Having 11945 individual cubes just for the map seems a little wasteful. As a first pass, maybe we can just have a double-wide block if we encounter the same cell string twice in a row:

bool need_to_instantiate = true;
Vector3 prev_block_position = new Vector3(ourMap.cells[k].X - 1, ourMap.cells[k].Y, ourMap.cells[k].Z);
if (cell_transforms.ContainsKey(prev_block_position)) {
  Transform prev_block_transform = cell_transforms[prev_block_position];
  Renderer prev_block_rend = prev_block_transform.GetComponent<Renderer>();
  if (prev_block_rend.sharedMaterial.name == cell_material.name) {
    prev_block_transform.position += new Vector3(-0.5f, 0f, 0f);
    prev_block_transform.localScale += new Vector3(1f, 0f, 0f);
    need_to_instantiate = false;
  }
}
if (need_to_instantiate) { /* do stuff */ }

Seems simple enough: If there’s a block already instantiated to our left (x - 1), check its material. If it’s the same as I’m about to use, just shove that one over by a half unit and make it a unit wider (and don’t bother to instantiate the current one). What could go wrong?
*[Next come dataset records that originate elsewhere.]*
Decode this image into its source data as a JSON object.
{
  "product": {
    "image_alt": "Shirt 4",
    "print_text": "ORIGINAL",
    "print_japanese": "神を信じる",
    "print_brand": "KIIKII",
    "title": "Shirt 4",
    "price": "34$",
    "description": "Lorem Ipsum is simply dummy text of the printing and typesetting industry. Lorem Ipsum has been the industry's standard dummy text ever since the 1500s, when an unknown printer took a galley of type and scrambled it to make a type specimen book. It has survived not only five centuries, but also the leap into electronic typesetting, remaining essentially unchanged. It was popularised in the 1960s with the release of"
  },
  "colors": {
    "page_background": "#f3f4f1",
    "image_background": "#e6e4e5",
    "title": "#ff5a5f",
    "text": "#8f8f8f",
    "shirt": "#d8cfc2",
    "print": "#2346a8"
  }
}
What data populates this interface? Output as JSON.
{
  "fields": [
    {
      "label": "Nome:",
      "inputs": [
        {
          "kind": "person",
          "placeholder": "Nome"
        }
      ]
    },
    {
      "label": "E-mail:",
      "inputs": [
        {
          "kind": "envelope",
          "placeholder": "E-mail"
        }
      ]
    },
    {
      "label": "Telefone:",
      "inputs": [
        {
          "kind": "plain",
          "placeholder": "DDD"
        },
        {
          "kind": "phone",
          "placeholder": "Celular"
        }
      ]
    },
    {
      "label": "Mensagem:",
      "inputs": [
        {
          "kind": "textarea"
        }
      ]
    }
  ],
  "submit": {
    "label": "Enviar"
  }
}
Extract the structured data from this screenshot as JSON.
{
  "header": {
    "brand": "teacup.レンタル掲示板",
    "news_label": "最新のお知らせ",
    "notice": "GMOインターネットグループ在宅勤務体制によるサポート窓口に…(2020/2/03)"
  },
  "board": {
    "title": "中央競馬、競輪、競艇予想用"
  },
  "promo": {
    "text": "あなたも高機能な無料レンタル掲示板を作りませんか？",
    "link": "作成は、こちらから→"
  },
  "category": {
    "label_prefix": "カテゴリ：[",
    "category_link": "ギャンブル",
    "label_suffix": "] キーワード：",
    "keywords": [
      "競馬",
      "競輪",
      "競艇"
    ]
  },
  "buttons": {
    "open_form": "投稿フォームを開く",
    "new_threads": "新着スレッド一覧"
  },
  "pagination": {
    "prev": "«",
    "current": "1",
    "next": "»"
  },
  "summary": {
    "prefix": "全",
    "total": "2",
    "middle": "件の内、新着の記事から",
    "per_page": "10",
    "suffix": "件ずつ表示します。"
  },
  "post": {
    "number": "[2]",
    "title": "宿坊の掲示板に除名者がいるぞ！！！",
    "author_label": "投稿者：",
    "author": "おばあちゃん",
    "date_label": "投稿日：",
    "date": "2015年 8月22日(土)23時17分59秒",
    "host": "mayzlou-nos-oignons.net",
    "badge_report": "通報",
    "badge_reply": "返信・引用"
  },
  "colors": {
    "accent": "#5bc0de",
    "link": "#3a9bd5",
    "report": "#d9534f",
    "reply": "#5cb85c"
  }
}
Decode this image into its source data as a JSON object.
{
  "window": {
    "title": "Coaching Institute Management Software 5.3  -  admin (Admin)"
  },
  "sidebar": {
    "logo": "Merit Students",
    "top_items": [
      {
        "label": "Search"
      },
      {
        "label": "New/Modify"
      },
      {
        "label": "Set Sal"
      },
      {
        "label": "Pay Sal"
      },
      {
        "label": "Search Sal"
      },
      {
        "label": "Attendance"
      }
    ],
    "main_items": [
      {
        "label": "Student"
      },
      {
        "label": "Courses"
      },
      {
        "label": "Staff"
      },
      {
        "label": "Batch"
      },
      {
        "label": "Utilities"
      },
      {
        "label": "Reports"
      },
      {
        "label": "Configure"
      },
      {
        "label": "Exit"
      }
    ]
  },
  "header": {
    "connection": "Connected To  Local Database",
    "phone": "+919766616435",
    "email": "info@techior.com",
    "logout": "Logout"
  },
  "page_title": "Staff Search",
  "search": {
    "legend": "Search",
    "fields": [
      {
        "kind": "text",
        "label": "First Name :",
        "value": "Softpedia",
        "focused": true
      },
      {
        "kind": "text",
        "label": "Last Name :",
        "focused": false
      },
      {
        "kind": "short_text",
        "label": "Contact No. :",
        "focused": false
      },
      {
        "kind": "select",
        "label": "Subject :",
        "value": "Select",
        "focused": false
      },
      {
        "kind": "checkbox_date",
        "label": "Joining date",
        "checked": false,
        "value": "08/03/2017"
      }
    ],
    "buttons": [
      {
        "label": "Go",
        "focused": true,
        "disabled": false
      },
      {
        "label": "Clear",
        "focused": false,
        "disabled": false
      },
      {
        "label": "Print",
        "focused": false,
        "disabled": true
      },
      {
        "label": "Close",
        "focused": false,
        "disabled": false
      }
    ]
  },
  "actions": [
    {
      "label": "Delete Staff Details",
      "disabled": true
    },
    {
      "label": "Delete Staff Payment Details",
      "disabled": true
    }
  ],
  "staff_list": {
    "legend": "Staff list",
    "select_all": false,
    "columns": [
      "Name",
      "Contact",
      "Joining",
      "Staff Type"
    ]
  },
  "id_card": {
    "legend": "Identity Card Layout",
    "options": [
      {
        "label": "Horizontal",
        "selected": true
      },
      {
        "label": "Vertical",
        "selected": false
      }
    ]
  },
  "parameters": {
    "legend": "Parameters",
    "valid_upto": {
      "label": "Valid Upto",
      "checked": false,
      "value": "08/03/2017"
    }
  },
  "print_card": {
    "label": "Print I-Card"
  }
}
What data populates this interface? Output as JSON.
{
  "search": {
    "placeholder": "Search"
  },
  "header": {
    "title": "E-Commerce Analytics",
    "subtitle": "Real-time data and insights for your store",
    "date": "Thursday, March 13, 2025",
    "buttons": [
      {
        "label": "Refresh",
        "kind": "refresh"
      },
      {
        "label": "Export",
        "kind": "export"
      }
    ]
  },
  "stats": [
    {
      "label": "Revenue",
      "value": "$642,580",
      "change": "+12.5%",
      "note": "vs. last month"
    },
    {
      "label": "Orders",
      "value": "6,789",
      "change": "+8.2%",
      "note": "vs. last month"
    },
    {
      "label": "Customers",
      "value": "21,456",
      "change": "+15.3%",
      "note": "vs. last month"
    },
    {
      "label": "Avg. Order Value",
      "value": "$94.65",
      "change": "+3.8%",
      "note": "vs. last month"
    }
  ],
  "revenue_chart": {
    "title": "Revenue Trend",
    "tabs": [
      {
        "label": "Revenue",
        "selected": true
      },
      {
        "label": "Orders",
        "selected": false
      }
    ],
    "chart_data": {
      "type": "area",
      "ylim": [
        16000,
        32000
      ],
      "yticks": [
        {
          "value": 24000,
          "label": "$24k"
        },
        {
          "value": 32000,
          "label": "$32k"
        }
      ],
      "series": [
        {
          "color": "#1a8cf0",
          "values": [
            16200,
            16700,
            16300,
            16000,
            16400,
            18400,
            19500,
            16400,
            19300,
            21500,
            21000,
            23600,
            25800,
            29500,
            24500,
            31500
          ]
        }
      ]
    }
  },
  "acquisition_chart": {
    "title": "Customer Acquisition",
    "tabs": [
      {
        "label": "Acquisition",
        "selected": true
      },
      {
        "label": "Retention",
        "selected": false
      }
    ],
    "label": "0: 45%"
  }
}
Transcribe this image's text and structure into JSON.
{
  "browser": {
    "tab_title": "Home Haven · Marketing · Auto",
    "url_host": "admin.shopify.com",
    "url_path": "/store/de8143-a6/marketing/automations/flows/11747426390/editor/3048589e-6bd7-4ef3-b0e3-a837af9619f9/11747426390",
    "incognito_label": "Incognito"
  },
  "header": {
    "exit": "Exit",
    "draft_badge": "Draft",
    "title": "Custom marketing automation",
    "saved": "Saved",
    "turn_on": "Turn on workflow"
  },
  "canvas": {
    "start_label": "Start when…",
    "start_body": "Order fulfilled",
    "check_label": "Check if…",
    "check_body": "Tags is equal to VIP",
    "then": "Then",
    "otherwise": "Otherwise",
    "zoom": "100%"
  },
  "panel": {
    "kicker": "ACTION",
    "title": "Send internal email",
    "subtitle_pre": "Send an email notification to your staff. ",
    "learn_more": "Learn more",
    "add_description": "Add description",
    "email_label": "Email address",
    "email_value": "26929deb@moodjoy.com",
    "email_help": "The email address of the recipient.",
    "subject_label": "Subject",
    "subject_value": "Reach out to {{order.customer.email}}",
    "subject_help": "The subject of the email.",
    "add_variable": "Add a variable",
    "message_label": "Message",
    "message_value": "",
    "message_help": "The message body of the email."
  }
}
7991 blocks for 11945 cells
7991 blocks for 11945 cells
8003 blocks for 11945 cells
8003 blocks for 11945 cells
7990 blocks for 11945 cells
7990 blocks for 11945 cells

Three runs in quick succession actually give us three different counts for what we’ve instantiated. Maybe we’re in a race with Unity, checking out the previous block’s renderer before it’s quite ready.

Let’s figure out what’s going on…

Time passes&hellip;
Time passes…

Well, that was a timesink. Not an issue with Unity’s renderers, not a C# collection oddity, it turns out there is some randomness in the original map-loading code that affects the cell graphic string, e.g.:

int randomTree = Rules.RollD(1, 300);
int randomBerries = Rules.RollD(1, 400);

if (randomTree >= 0 && randomTree < 41)
{
    cell.CellGraphic = " @";
}
else if (randomTree > 40 && randomTree < 81)
{
    cell.CellGraphic = "@ ";
}
else
{
    cell.CellGraphic = "@@";
}

Randomness is all well and good, but I can’t have that if I’m to be comparing optimizations. I don’t want to start messing with that code yet, so luckily the random number generator already had an alternate constructor that takes a seed (the default one uses the clock):

public RandMT()
{
    init_genrand((uint)DateTime.Now.Millisecond);
}

public RandMT(int seed)
{
    init_genrand((uint)seed);
}

Setting the seed to 1, I get the consistent results I was expecting.

8007 blocks for 11945 cells
8007 blocks for 11945 cells

Even this simple attempt gets us almost a one-third savings in actual objects to instantiate. Tomorrow we’ll try some real ideas.